Think of it this way. In the most general terms, the human biological
clock is set for two alarms. When the first alarm goes off, at birth,
the clock chimes learn, learn, learn, learn, learn. When the second
alarm goes off, at the onset of puberty, the clock chimes mate, mate,
mate, mate, mate. The chime that goes learn, learn, learn never
disappears entirely, but it becomes relatively faint at the onset of
puberty. At that point, children cease to want to follow their parents
around in the learning dance. Instead, they want to follow each other
around in the mating dance.
We, of course, in our greater wisdom have decreed that the biological
clock regulated by our genes must be ignored.

What sells most people on the idea of school is the fact that the
unschooled child learns what it wants to learn when it wants to learn
it. This is intolerable to them, because they're convinced that
children don't want to learn anything at all--and they point to school
children to prove it. What they fail to recognize is that the learning
curve of preschool children swoops upward like a mountain--but quickly
levels off when they enter school.
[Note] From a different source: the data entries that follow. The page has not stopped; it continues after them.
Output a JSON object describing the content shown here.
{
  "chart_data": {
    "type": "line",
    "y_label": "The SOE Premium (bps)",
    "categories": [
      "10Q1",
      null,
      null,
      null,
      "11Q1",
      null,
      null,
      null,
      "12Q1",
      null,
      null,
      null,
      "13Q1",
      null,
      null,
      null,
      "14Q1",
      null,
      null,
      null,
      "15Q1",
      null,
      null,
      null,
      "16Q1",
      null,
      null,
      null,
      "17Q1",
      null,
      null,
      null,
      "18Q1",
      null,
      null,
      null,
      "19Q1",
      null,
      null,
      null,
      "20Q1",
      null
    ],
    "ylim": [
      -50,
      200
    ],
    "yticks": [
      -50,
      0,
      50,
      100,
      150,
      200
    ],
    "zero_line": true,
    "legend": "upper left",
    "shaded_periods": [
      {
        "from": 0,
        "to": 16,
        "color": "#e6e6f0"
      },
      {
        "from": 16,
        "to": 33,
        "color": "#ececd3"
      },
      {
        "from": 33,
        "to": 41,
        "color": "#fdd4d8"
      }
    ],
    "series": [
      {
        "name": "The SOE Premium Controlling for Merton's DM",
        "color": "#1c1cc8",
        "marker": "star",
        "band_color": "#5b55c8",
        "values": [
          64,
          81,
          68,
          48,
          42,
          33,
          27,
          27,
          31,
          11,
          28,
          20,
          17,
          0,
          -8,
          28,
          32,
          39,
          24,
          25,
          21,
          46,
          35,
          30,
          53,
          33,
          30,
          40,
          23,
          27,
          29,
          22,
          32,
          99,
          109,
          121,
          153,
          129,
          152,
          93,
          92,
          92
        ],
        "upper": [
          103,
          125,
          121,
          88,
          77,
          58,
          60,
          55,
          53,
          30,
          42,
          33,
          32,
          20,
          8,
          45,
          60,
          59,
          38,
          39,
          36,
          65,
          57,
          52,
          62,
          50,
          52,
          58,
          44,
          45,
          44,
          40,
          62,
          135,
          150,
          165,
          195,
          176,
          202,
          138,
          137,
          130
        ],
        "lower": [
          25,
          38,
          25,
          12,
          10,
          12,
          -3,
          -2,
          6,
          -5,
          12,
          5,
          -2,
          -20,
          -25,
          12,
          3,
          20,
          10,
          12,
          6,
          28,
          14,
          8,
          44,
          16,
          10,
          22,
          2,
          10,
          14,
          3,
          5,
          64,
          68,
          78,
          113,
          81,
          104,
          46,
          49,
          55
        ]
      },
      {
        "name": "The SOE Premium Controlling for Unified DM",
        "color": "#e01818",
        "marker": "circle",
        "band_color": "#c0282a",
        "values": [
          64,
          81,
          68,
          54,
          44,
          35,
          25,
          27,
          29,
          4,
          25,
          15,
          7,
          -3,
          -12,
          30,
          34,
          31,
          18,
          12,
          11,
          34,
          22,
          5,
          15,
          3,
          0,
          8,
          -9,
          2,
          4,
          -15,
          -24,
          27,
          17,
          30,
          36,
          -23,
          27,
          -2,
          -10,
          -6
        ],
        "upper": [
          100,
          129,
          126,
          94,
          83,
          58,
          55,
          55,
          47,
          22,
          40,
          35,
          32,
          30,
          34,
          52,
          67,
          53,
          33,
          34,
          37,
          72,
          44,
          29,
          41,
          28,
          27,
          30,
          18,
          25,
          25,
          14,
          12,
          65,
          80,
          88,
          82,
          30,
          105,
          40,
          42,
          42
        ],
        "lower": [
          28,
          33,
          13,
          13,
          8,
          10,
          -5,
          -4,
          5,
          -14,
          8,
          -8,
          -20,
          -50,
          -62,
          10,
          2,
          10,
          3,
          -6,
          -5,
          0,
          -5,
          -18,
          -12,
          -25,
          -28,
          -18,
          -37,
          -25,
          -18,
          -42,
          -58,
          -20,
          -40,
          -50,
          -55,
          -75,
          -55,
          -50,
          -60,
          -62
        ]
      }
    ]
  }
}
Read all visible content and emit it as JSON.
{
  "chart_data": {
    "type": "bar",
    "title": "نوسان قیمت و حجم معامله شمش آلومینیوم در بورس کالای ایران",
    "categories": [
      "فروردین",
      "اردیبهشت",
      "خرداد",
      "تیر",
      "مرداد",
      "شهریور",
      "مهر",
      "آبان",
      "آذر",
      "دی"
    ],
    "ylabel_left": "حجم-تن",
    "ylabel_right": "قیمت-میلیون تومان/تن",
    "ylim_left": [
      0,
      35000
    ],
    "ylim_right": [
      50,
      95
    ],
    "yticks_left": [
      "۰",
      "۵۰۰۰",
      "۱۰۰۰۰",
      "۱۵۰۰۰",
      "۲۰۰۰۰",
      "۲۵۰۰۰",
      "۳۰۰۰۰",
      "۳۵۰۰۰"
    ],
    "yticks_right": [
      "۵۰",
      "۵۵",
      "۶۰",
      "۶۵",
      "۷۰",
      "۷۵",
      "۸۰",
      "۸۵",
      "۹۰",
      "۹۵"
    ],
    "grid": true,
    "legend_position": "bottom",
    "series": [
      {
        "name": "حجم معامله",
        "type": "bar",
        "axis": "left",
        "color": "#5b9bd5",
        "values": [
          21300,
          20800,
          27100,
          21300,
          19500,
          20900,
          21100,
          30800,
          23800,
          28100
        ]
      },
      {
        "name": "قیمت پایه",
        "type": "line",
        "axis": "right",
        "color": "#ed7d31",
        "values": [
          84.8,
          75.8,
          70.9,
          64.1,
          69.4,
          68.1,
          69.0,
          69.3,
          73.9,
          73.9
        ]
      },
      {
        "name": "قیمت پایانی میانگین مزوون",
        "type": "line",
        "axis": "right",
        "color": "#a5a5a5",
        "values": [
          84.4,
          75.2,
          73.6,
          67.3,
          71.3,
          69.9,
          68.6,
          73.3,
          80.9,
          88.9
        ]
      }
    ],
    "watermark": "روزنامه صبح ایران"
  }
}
By the third or fourth grade it's
completely flat for most kids. Learning, such as it is, has become a
boring, painful experience they'd love to be able to avoid if they
could. But there's another reason why people abhor the idea of children
learning what they want to learn when they want to learn it. They won't
all learn the same things! Some of them will never learn to analyze a
poem! Some of them will never learn to parse a sentence or write a
theme! Some of them will never read Julius Caesar! Some will never
learn geometry! Some will never dissect a frog! Some will never learn
how a bill passes Congress! Well, of course, this is too horrible to
imagine. It doesn't matter that 90% of these students will never read
another poem or another play by Shakespeare in their lives. It doesn't
matter that 90% of them will never have occasion to parse another
sentence or write another theme in their lives. It doesn't matter that
90% retain no functional knowledge of the geometry or algebra they
studied. It doesn't matter that 90% never have any use for whatever
knowledge they were supposed to gain from dissecting a frog. It doesn't
matter that 90% graduate without having the vaguest idea how a bill
passes Congress. All that matters is that they've gone through it!

The people who are horrified by the idea of children learning what they
want to learn when they want to learn it have not accepted the very
elementary psychological fact that people (all people, of every age)
remember the things that are important to them--the things they need to
know--and forget the rest. I am a living witness to this fact. I went
to one of the best prep schools in the country and graduated fourth in
my class, and I doubt very much if I could now get a passing grade in
more than two or three of the dozens of courses I took. I studied
classical Greek for two solid years, and now would be unable to read
aloud a single sentence.

One final argument people advance to support the idea that children
need all the schooling we give them is that there is vastly more
material to be learned today than there was in prehistoric times or
even a century ago. Well, there is of course vastly more material that
can be learned, but we all know perfectly well that it isn't being
taught in grades K to twelve. Whole vast new fields of knowledge exist
today--things no one even heard of a century ago: astrophysics,
biochemistry, paleobiology, aeronautics, particle physics, ethology,
cytopathology, neurophysiology--I could list them for hours. But are
these the things that we have jammed into the K-12 curriculum because
everyone needs to know them? Certainly not. The idea is absurd. The
idea that children need to be schooled for a long time because there is
so much that can be learned is absurd. If the citizen's education were
to be extended to include everything that can be learned, it wouldn't
run to grade twelve, it would run to grade twelve thousand, and no one
would be able to graduate in a single lifetime.

I know of course that there is no one in this audience who needs to be
sold on the virtues of home schooling or unschooling. I hope, however,
that I may have been able to add some philosophical, historical,
anthropological, and biological foundation for your conviction that
school ain't all it's cracked up to be.